Lionel dit cela en riant.

« Le vieux, c'est l'esclave de ce rang S, non ? »

Kefin demanda.

« Ah. J'en oublie parfois moi-même. »

« Donc c'est pour ça que le rang S est aussi doux avec ses esclaves ? »

« Exact. Il donne à manger, fournit un équipement satisfaisant, n'impose rien d'impossible. »

« On n'aurait jamais rêvé qu'on nous dise "rentrez en vie". »

Kefin rit, et les esclaves autour se mirent à rire à leur tour.

« Le vieux, t'es militaire, non ? Et pas n'importe quel grade. »

« Hou. Pourquoi le penses-tu ? »

« Parce qu'au combat, tu saisis l'ensemble et tu bouges en conséquence. C'est ancré en toi. Bon, sauf quand tu t'es battu contre l'Ours de feu, là c'était différent. »
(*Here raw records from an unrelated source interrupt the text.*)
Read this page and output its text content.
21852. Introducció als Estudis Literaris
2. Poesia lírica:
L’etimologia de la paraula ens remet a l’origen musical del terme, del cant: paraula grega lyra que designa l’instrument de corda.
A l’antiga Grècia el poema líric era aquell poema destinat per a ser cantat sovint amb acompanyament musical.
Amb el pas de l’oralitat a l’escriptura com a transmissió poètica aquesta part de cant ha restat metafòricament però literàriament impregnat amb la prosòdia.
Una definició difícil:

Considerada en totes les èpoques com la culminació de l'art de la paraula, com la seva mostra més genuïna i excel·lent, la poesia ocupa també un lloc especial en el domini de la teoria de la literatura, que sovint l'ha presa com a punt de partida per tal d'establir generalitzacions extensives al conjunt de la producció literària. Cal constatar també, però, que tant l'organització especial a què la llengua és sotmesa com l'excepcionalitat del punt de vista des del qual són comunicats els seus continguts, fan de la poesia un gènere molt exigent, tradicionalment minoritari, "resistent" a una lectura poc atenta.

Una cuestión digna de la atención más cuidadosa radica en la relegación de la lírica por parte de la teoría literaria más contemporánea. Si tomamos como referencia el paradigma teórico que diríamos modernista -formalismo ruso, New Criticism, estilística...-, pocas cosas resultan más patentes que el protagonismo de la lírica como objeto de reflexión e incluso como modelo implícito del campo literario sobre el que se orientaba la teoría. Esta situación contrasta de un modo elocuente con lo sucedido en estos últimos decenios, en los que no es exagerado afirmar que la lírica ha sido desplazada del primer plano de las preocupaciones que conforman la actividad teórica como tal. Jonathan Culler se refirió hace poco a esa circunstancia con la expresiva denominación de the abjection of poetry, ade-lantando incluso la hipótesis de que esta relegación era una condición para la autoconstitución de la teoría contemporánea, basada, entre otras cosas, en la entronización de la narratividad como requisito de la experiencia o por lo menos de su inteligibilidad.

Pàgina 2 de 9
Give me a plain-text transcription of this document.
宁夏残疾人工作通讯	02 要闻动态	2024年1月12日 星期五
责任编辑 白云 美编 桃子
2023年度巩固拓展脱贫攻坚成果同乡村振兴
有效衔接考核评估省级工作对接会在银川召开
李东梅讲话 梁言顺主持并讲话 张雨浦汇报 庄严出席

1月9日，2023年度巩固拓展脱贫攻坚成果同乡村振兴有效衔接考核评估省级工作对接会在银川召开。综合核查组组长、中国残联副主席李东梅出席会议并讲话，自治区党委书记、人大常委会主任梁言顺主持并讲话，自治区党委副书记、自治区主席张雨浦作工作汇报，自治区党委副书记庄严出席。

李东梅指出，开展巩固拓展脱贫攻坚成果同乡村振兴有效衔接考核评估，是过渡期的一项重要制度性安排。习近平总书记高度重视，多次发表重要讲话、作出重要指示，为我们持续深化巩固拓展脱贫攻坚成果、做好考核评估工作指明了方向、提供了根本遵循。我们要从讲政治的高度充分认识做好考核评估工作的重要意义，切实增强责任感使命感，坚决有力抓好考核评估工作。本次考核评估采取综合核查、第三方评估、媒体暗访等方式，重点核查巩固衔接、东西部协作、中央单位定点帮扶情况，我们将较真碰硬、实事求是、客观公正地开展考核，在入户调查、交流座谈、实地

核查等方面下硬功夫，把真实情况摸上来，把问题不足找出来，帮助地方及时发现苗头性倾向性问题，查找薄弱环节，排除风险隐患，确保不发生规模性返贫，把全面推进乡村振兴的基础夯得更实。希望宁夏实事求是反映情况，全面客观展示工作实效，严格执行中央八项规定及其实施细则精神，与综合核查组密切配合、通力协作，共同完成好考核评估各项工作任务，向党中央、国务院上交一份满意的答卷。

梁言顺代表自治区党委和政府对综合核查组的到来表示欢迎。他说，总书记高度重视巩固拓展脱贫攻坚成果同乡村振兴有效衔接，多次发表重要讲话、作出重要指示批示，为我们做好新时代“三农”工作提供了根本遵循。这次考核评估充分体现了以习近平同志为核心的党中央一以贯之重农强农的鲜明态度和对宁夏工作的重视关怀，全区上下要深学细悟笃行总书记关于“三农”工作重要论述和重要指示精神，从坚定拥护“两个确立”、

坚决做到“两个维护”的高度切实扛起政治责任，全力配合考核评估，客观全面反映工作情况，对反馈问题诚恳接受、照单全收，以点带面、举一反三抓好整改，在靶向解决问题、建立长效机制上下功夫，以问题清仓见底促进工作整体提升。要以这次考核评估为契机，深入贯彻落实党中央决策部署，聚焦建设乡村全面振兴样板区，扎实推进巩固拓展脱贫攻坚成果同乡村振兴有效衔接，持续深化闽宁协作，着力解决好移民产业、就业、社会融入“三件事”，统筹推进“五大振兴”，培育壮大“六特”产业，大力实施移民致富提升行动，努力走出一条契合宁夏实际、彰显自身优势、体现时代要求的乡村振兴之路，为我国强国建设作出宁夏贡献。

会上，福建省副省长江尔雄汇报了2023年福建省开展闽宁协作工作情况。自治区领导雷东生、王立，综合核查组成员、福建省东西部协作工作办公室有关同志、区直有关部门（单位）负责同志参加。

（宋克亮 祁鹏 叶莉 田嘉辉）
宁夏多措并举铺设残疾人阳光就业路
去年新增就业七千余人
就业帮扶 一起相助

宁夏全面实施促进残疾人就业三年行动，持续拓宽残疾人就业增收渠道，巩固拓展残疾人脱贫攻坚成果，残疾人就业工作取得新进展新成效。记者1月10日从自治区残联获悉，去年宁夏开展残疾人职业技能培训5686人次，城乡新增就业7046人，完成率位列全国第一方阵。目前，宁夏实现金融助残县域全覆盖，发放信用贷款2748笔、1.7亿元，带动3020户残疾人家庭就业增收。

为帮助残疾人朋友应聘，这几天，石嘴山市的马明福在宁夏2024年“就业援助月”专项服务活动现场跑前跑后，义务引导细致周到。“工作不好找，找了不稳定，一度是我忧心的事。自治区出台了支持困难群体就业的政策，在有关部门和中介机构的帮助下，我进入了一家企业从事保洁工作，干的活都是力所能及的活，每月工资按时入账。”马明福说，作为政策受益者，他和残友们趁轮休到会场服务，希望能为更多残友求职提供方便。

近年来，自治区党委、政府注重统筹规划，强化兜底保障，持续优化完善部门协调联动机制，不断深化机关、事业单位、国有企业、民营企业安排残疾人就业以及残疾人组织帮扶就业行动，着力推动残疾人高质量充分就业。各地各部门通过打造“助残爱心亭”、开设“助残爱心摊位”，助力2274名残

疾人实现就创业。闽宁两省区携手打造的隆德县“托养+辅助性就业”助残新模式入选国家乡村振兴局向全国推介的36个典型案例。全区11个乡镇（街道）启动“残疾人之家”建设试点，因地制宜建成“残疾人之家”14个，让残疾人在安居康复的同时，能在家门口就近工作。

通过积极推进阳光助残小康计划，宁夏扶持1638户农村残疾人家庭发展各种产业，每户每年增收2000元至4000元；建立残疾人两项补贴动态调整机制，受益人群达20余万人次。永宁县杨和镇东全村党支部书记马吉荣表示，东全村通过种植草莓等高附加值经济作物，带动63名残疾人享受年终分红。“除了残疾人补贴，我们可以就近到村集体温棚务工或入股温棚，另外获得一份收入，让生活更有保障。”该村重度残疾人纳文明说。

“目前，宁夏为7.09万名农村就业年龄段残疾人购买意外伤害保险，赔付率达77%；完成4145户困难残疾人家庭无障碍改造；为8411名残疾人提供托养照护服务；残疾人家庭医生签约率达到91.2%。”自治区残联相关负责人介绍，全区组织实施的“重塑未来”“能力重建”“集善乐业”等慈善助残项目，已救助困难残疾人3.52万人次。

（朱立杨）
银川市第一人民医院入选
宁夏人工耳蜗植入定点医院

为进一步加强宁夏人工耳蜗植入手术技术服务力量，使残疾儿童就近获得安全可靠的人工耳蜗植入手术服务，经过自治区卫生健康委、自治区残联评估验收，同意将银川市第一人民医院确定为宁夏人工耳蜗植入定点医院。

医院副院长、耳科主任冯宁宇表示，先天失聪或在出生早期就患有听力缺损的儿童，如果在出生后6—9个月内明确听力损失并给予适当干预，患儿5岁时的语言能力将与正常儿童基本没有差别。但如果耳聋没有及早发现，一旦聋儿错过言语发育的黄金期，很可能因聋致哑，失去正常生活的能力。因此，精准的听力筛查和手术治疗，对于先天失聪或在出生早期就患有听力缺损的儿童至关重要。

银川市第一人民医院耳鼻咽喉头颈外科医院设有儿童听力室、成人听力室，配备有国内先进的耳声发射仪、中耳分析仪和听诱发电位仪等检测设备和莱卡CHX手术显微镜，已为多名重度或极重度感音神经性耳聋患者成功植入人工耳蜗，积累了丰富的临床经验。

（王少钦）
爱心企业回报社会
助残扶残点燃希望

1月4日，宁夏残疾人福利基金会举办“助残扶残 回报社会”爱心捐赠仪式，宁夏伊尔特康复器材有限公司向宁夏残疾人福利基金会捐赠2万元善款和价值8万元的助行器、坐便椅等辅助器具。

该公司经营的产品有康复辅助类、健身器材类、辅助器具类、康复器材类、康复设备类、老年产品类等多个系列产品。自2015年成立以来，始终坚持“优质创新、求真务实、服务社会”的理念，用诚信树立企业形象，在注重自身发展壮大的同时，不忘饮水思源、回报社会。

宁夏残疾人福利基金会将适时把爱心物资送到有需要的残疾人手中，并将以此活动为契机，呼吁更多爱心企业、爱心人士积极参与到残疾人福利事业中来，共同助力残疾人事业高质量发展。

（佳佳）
« Il fallait vérifier jusqu'où allait cette barrière. »

« … C'est anormal, ça. Normalement, une attaque qui aurait pu causer une blessure bien plus grave n'a laissé qu'une égratignure. »

Kefin répondit en se touchant le corps.

« Ne faites pas d'imprudence. Vous, affûtez vos crocs à en crever. Si vous le faites, Luciel-sama ne vous abandonnera pas. »

« Et toi, vieux ? Toi, on sent que t'as une ambition au fond du cœur. »

À cette parole de Kefin, Lionel rit et répondit.

« Huh. Vivre en homme d'armes, si c'est possible, c'est mon vœu le plus cher. Commander les autres n'a jamais été pour moi qu'une souffrance. »

« Si le vieux se distingue, vous ne serez pas libérés de l'esclavage ? »

« Les ennemis de Luciel-sama ne se limitent pas à cette fois. Il sera sûrement entraîné dans plein d'histoires diverses. S'il y a des forts là-dedans, croiser le fer avec eux est un plaisir. Et quand un jour paraîtra l'épopée du guérisseur de rang S, si l'on chante qu'il était soutenu par le guerrier le plus fort, ça, c'est l'honneur du guerrier. »

Lionel rit en grommelant.

Tandis qu'il observait ce Lionel, Kefin continua de le regarder avec une lueur d'envie.